Networking is also difficult because radiologists often work in silos and are often covering multiple sites. Everyone is frequenty so focused on their work and their reading room that it’s hard to find time to connect. I created an area for our social media, including Twitter and Facebook. I also have a radiology newsfeed and common forum where users can read radiology news from across the internet in one spot. I’m trying to create an opportunity where all you need is in one place – online or offline – to make your life easy, efficient, and safe.

DI: Once you got into the process, what challenges did you encounter with creating RadApp?

Makary: The process wasn’t easy. I didn’t initially set out to start a company. My goal was to come up with something that worked for me. Every day, my partner and I worked on coding and design. Getting to where we are now took about a year-and-a-half because it was challenging make the software functional on all large platforms (Android and iPhone), as well as varying devices (phones and tablets). Most importantly, we had to be sure it’s security compliant because some features of the tool connect with the hospital network. It had to be usable and user-friendly, and the user-interface had to be pleasing. That gave me the opportunity to explore my passion for art. I like to draw and design, and I used my artistic skills for the graphic design of the user interface.

There’s one thing about the solution that makes it unique among medical software. The other tools we use as physicians most often aren’t developed by doctors. They’re designed by engineers or others who doesn’t directly do what we do, so we end up with often difficult-to-navigate software packages that require maintenance, upgrades with frequent changes, and training modules to understand them. The biggest example is the electronic medical record – people complain about it all the time. I wanted to design something, as a radiology end-user and practicing radiologist, that would work for me and my colleague for on-the-job practical use. After we finished, it was rewarding that the entire department wanted it. At that point, the institution was impressed by this solution and its potential, and encouraged us to launch a start-up company.

DI: Where are you now with your company?

Makary: The company, CoreAccess, has been established. We picked the name CoreAccess because our focus from day one has been centered around the core needs of physicians and improving access into one area to make their lives easier. The software is ready, and we’re talking with different customers.

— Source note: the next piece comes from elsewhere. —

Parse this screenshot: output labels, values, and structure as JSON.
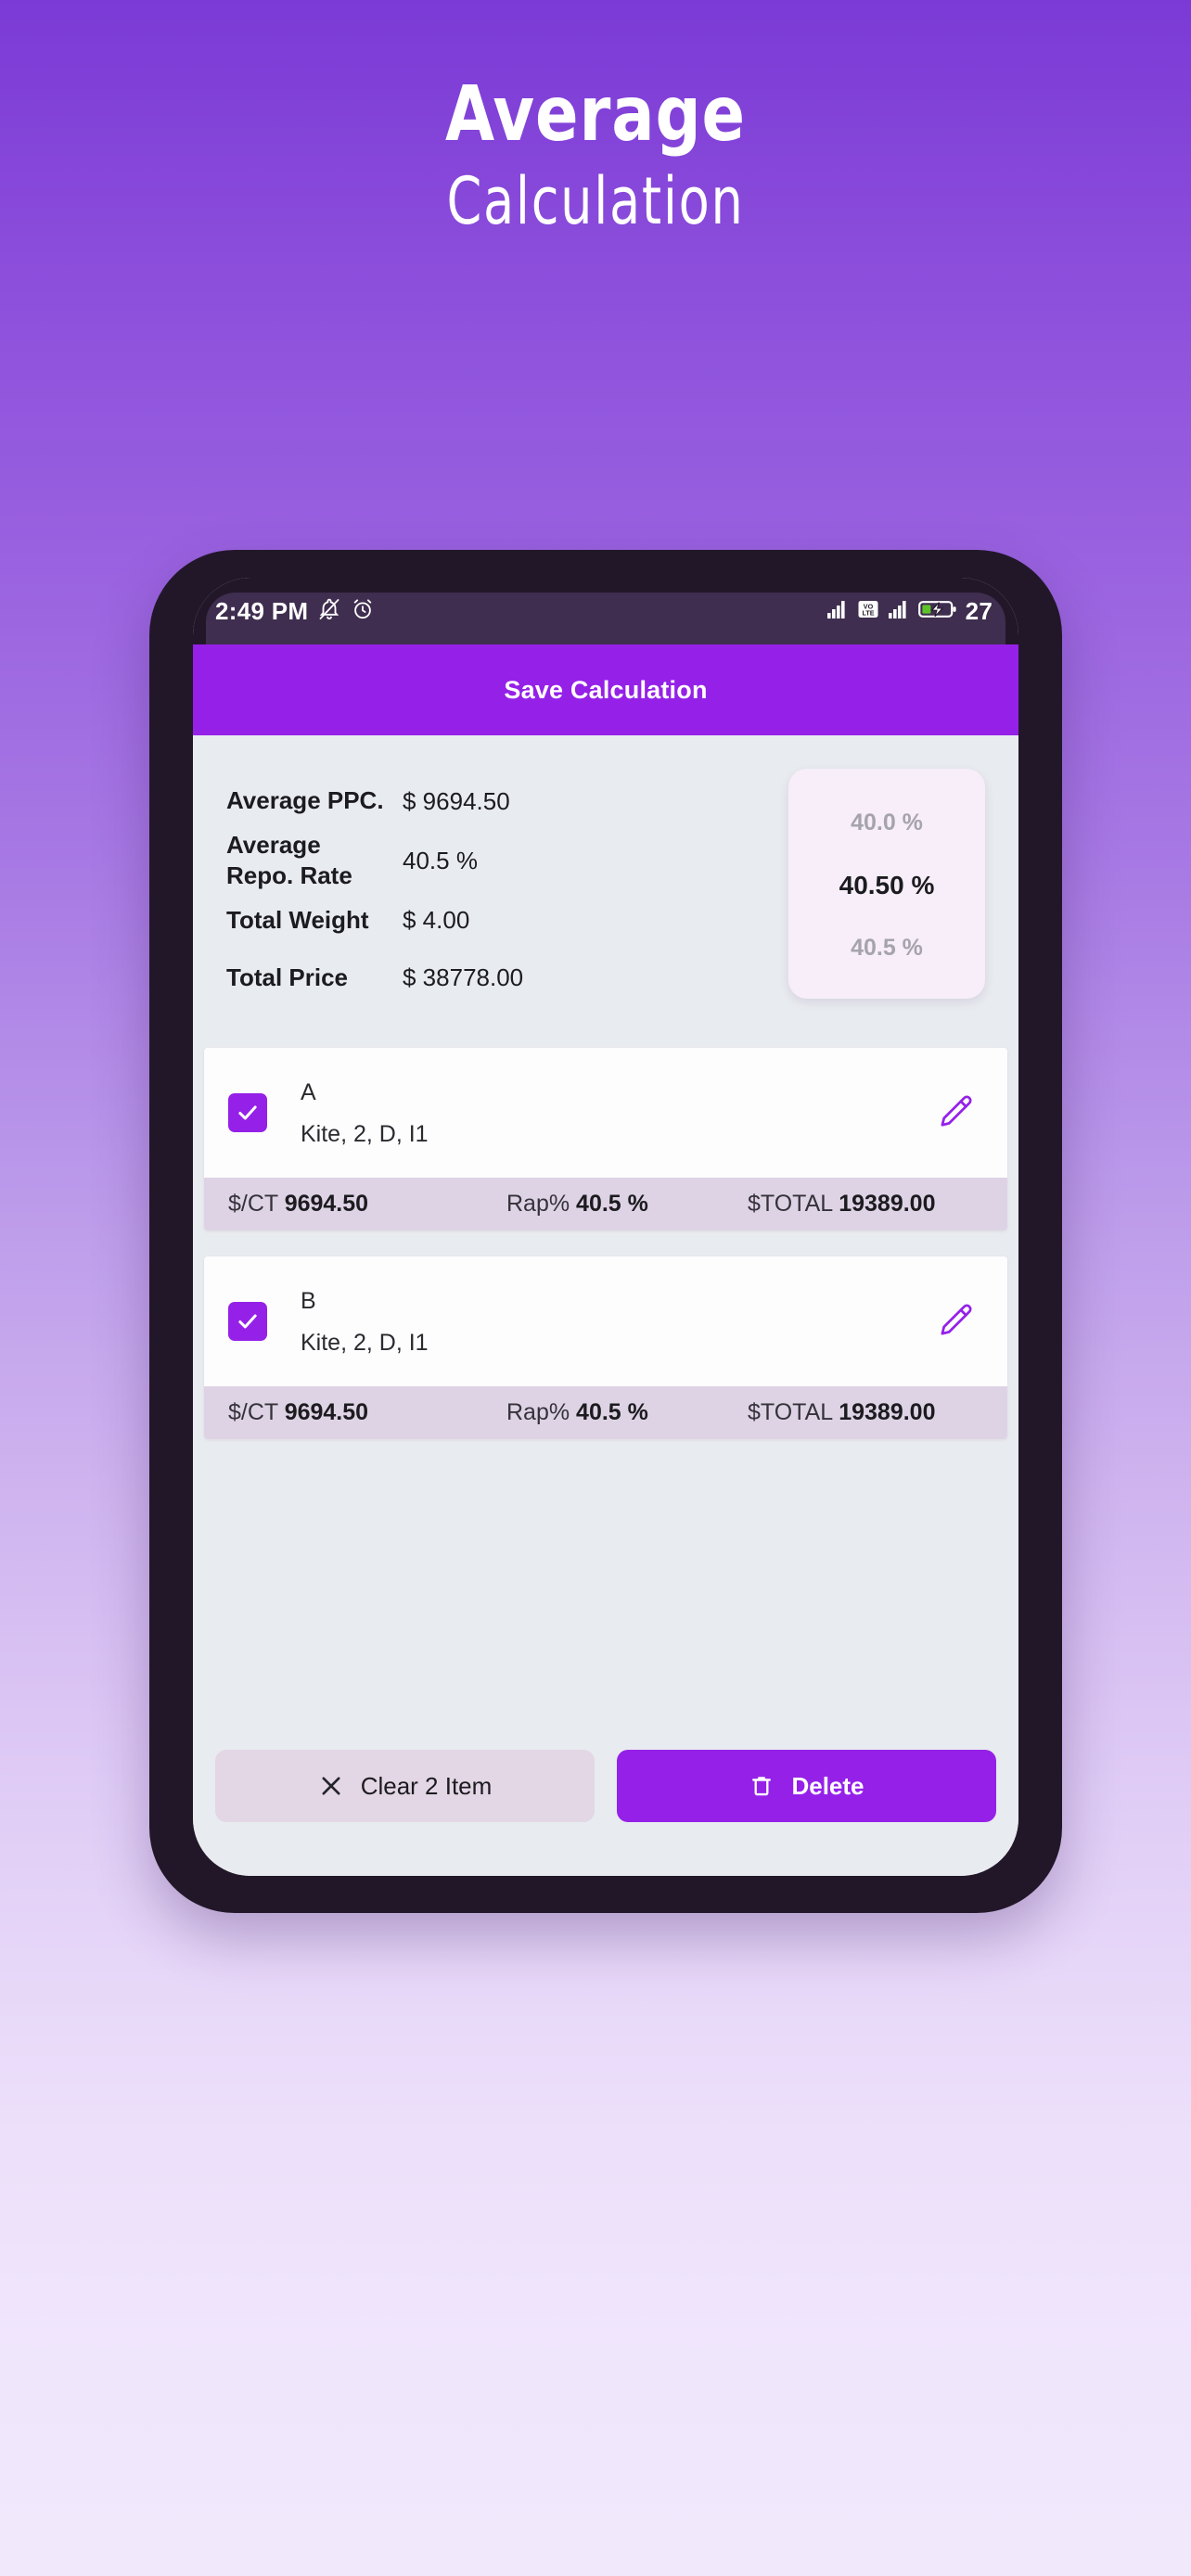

DI: You developed this solution for radiologists. Is there a connection between your being a radiologist and becoming an entrepreneur?

Makary: As radiologists, we are pioneers. We’re visual learners who use the art and science of medicine. We look at images of anatomy, and we integrate clinical information before going a step beyond for diagnosis. There’s no specialty as broad or as flexible – one morning I’m reading a chest radiograph and talking to a cardiothoracic surgeon, and later I’m looking at a lower extremity runoff, examining a brain tumor, or performing a biopsy. Radiologists work with everyone. We must have a broad understanding of how medicine works – not just medical diagnosis, but how we must communicate with others, what information is pertinent for us and for other specialties. Being a radiologist has enabled me to create something beyond an app. This is an informatics solution to workflow, efficiency, communication, education, networking, and patient safety. And, being grounded in radiology is the key to our success.

DI: On the flip side, has being an entrepreneur enhanced your work as a radiologist?

Makary: I think it did. I have a greater appreciation for not just my area or my actual job, but an appreciation for workflow dynamics, market forces, and the business of medicine. It’s helped me become a better innovator, a better radiologist, and a better leader. The impact of entrepreneurship and radiology definitely goes both ways.